# FLIP(01):  Advanced Data Science
**(Tools Module 04: TPOP)**

---
- Materials in this module include resources collected from various open-source online repositories.
- You are free to use, but NOT allowed to change or distribute this package.

Prepared by and for 
**Student Members** |
2006-2018 [TULIP Lab](http://www.tulip.org.au)

---


# Session 04 - TPOT's Operators and Parameters

Beyond the default configurations that come with TPOT, in some cases it is useful to limit the algorithms and parameters that TPOT considers. For that reason, we allow users to provide TPOT with a custom configuration for its operators and parameters.

The custom TPOT configuration must be in nested dictionary format, where the first level key is the path and name of the operator (e.g., `sklearn.naive_bayes.MultinomialNB`) and the second level key is the corresponding parameter name for that operator (e.g., `fit_prior`). The second level key should point to a list of parameter values for that parameter, e.g., `'fit_prior': [True, False]`.

For a simple example, the configuration could be:

In [None]:
tpot_config = {
    'sklearn.naive_bayes.GaussianNB': {
    },

    'sklearn.naive_bayes.BernoulliNB': {
        'alpha': [1e-3, 1e-2, 1e-1, 1., 10., 100.],
        'fit_prior': [True, False]
    },

    'sklearn.naive_bayes.MultinomialNB': {
        'alpha': [1e-3, 1e-2, 1e-1, 1., 10., 100.],
        'fit_prior': [True, False]
    }
}

in which case TPOT would only consider pipelines containing `GaussianNB`, `BernoulliNB`, `MultinomialNB`, and tune those algorithm's parameters in the ranges provided. This dictionary can be passed directly within the code to the `TPOTClassifier`/`TPOTRegressor` `config_dict` parameter, described above. For example:

In [None]:
from tpot import TPOTClassifier
from sklearn.datasets import load_digits
from sklearn.model_selection import train_test_split

digits = load_digits()
X_train, X_test, y_train, y_test = train_test_split(digits.data, digits.target,
                                                    train_size=0.75, test_size=0.25)

tpot_config = {
    'sklearn.naive_bayes.GaussianNB': {
    },

    'sklearn.naive_bayes.BernoulliNB': {
        'alpha': [1e-3, 1e-2, 1e-1, 1., 10., 100.],
        'fit_prior': [True, False]
    },

    'sklearn.naive_bayes.MultinomialNB': {
        'alpha': [1e-3, 1e-2, 1e-1, 1., 10., 100.],
        'fit_prior': [True, False]
    }
}

tpot = TPOTClassifier(generations=5, population_size=20, verbosity=2,
                      config_dict=tpot_config)
tpot.fit(X_train, y_train)
print(tpot.score(X_test, y_test))
tpot.export('tpot_mnist_pipeline.py')

Command-line users must create a separate `.py` file with the custom configuration and provide the path to the file to the `tpot` call. For example, if the simple example configuration above is saved in `tpot_classifier_config.py`, that configuration could be used on the command line with the command:

When using the command-line interface, the configuration file specified in the `-config` parameter must name its custom TPOT configuration `tpot_config`. Otherwise, TPOT will not be able to locate the configuration dictionary.

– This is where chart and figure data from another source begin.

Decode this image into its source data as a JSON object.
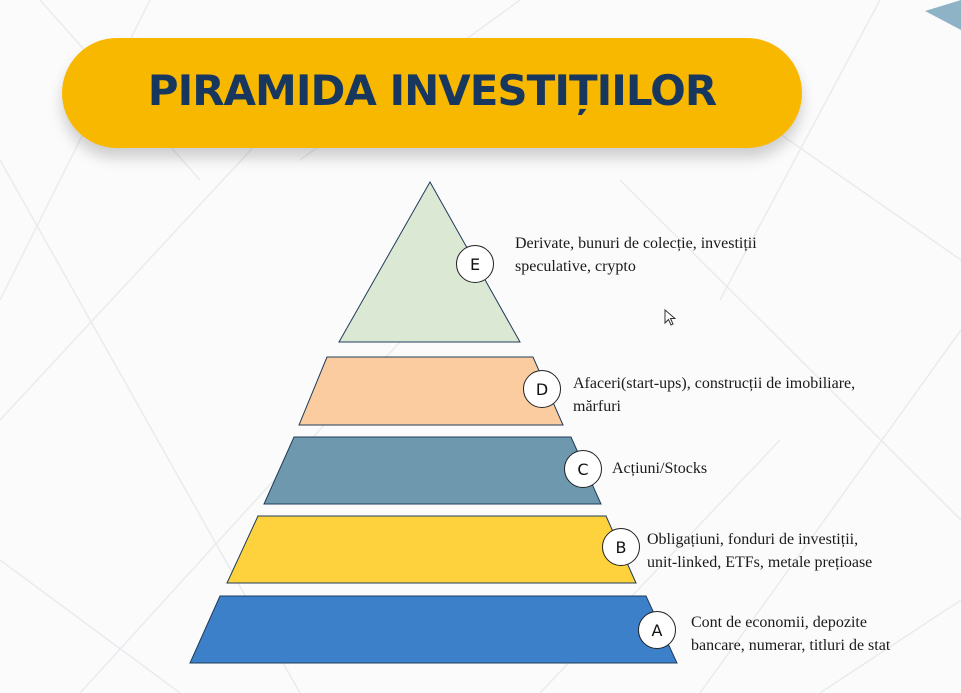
{
  "title": "PIRAMIDA INVESTIȚIILOR",
  "levels": [
    {
      "letter": "E",
      "line1": "Derivate, bunuri de colecție, investiții",
      "line2": "speculative, crypto",
      "color": "#dbe9d4"
    },
    {
      "letter": "D",
      "line1": "Afaceri(start-ups), construcții de imobiliare,",
      "line2": "mărfuri",
      "color": "#fbcc9f"
    },
    {
      "letter": "C",
      "line1": "Acțiuni/Stocks",
      "line2": "",
      "color": "#6e98ad"
    },
    {
      "letter": "B",
      "line1": "Obligațiuni, fonduri de investiții,",
      "line2": "unit-linked, ETFs, metale prețioase",
      "color": "#fdd23c"
    },
    {
      "letter": "A",
      "line1": "Cont de economii, depozite",
      "line2": "bancare, numerar, titluri de stat",
      "color": "#3b80c8"
    }
  ],
  "colors": {
    "banner": "#f9b800",
    "title_text": "#17375e",
    "corner_accent": "#8fb3c6"
  }
}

For more detailed examples of how to customize TPOT's operator configuration, see the default configurations for `classification` and `regression` in TPOT's source code.

Note that you must have all of the corresponding packages for the operators installed on your computer, otherwise TPOT will not be able to use them. For example, if XGBoost is not installed on your computer, then TPOT will simply not import nor use XGBoost in the pipelines it considers.